The California Supreme Court has not disapproved extending the doctrine to activities outside of sports and recreational activities. Although, it has said that the doctrine does not apply to every activity in which there is an inherent risk of injury.
In view of the foregoing, the court found that the primary assumption of risk doctrine can be applied to those whose occupation is caring for Alzheimer’s patients, since some patients can pose physical risks of injury. The court based its decision on the fact that it is consistent with decisions from other jurisdictions, and is supported by California law holding that a caregiver in an in-patient facility is subject to the doctrine.
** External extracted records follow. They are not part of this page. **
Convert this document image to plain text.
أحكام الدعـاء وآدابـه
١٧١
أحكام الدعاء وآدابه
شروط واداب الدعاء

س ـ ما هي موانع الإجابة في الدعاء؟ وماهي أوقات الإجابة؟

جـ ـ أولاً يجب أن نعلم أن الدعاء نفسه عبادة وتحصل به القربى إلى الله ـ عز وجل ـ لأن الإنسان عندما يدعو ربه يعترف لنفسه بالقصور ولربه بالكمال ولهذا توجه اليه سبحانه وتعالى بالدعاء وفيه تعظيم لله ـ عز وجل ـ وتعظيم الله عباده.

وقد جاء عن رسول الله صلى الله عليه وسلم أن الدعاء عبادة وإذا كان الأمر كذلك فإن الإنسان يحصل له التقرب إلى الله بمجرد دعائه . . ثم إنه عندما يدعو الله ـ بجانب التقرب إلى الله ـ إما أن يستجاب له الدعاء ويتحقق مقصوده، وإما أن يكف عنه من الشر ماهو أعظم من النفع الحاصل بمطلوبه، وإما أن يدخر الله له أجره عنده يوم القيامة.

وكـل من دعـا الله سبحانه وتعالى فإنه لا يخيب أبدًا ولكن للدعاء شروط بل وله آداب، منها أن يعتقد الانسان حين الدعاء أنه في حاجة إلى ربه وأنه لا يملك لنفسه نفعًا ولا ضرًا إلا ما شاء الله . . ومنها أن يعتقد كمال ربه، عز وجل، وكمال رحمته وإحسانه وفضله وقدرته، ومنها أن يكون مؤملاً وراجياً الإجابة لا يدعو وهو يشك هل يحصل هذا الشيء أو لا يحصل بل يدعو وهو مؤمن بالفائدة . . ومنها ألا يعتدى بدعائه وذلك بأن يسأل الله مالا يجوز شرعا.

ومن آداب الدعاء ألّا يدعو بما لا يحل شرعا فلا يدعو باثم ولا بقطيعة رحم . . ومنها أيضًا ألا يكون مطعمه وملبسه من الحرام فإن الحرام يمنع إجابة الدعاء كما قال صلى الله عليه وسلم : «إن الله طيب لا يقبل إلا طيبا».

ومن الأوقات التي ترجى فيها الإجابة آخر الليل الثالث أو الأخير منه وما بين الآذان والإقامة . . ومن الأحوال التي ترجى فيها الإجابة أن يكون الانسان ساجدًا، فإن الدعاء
It also noted the public policy behind applying the doctrine to Alzheimer’s patients. The court noted that according to the Yale Law Journal, “Tort law should not impose unnecessary burdens upon the mentally disabled who seek appropriate and necessary care.” And, it observed: “Caretakers generally may look to other sources of available compensation rather than to the victim of a debilitating disease or to a spouse who has undertaken to care for the Alzheimer’s patient at home and must endure the patient’s misfortune.”
A very strong dissenting opinion, again, demonstrates the challenges inherent in applying primary assumption of the risk.